Greggs has reported an almost 50% rise in pre-tax profit after diversifying its product range during the first half of the year.
The bakery chain reported a 3.2% rise in like for like first half sales, while pre-tax profit rose 48% to £16.9m from £11.4m in the first half of 2013.
Greggs benefited from weak comparative figures for the same period last year (when like for like sales fell by 2.9%). It said that weaker comparables also helped boost sales into July as the country has not experienced the widespread heatwave conditions that depressed sales last year.
Roger Whiteside, chief executive, said: “Whilst our year-on-year performance has benefited from comparison with a period of weak trading in 2013, sales growth is also being driven by initiatives that have further improved our products, availability, service and value. Our new and improved coffee blend and sandwich range are great examples of this.”
Greggs said it had seen strong sales growth after refreshing its coffee range in 2014, while it has also launched a new range of freshly made sandwiches and extended its meal deals during the period.

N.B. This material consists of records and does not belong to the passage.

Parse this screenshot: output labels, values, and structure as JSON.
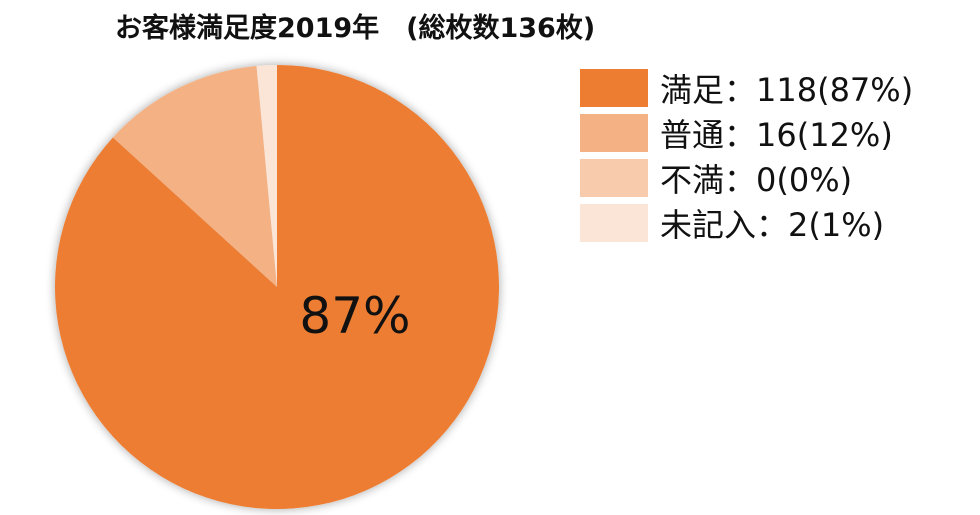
{
  "chart_data": {
    "type": "pie",
    "title": "お客様満足度2019年　(総枚数136枚)",
    "slices": [
      {
        "label": "満足",
        "count": 118,
        "percent": 87,
        "color": "#ED7D31",
        "legend_text": "満足：118(87%)"
      },
      {
        "label": "普通",
        "count": 16,
        "percent": 12,
        "color": "#F4B183",
        "legend_text": "普通：16(12%)"
      },
      {
        "label": "不満",
        "count": 0,
        "percent": 0,
        "color": "#F8CBAD",
        "legend_text": "不満：0(0%)"
      },
      {
        "label": "未記入",
        "count": 2,
        "percent": 1,
        "color": "#FBE5D6",
        "legend_text": "未記入：2(1%)"
      }
    ],
    "data_labels": [
      "87%"
    ],
    "legend_position": "right"
  }
}
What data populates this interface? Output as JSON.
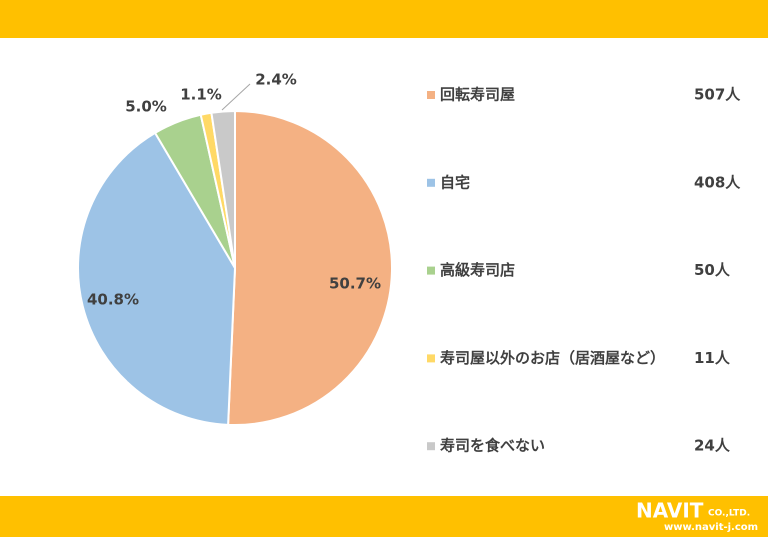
{
  "chart_data": {
    "type": "pie",
    "categories": [
      "回転寿司屋",
      "自宅",
      "高級寿司店",
      "寿司屋以外のお店（居酒屋など）",
      "寿司を食べない"
    ],
    "values": [
      50.7,
      40.8,
      5.0,
      1.1,
      2.4
    ],
    "value_labels": [
      "50.7%",
      "40.8%",
      "5.0%",
      "1.1%",
      "2.4%"
    ],
    "colors": [
      "#f4b183",
      "#9dc3e6",
      "#a9d18e",
      "#ffd966",
      "#c9c9c9"
    ],
    "counts": [
      507,
      408,
      50,
      11,
      24
    ],
    "count_labels": [
      "507人",
      "408人",
      "50人",
      "11人",
      "24人"
    ]
  },
  "footer": {
    "logo": "NAVIT",
    "company": "CO.,LTD.",
    "url": "www.navit-j.com"
  }
}
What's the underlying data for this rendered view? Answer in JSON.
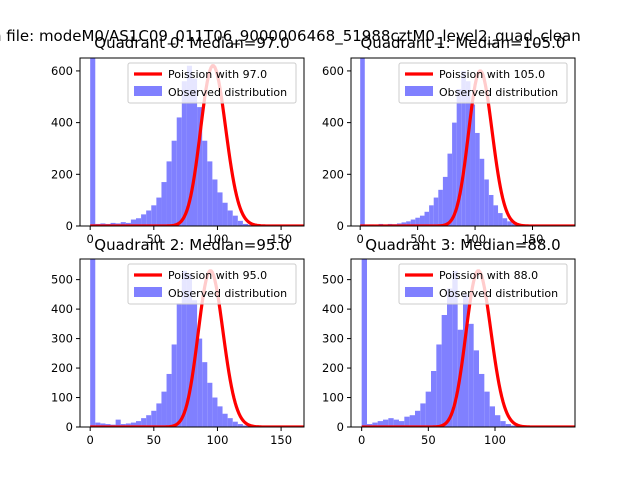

Greggs admitted that trading conditions in the first half of 2014 were more favourable than last year. The weather has been more settled, general economic indicators have been more positive and it has benefitted from low commodity price inflation.
Outside of normal trading operations, Greggs made a property profit of £1.4m but took exceptional costs of £8.3m after closing in-store bakeries and restructuring support functions.
Whiteside added: “Although sales comparables strengthen in the second half the risk of input cost inflation appears to be reducing. Overall, we expect to deliver an improved financial result for the year and further progress against our strategic plan.”
Analysts at Shore Capital said the results “exceeded our expectations”.
A Shore Capital note this morning stated: “Greggs is engaged in a period of focus and self-improvement under CEO Roger Whiteside that has beaten our expectations and impressed us.
“During H1 the group states that it has benefited from more favourable trading conditions and relatively easy comparatives. However, to our minds it is also true to point out that the group has positioned itself better to reap the rewards from these evolving market conditions.”
Greggs shares were up 4.4% to 522.2p in early trading. The shares have risen by over 20% since the start of the year.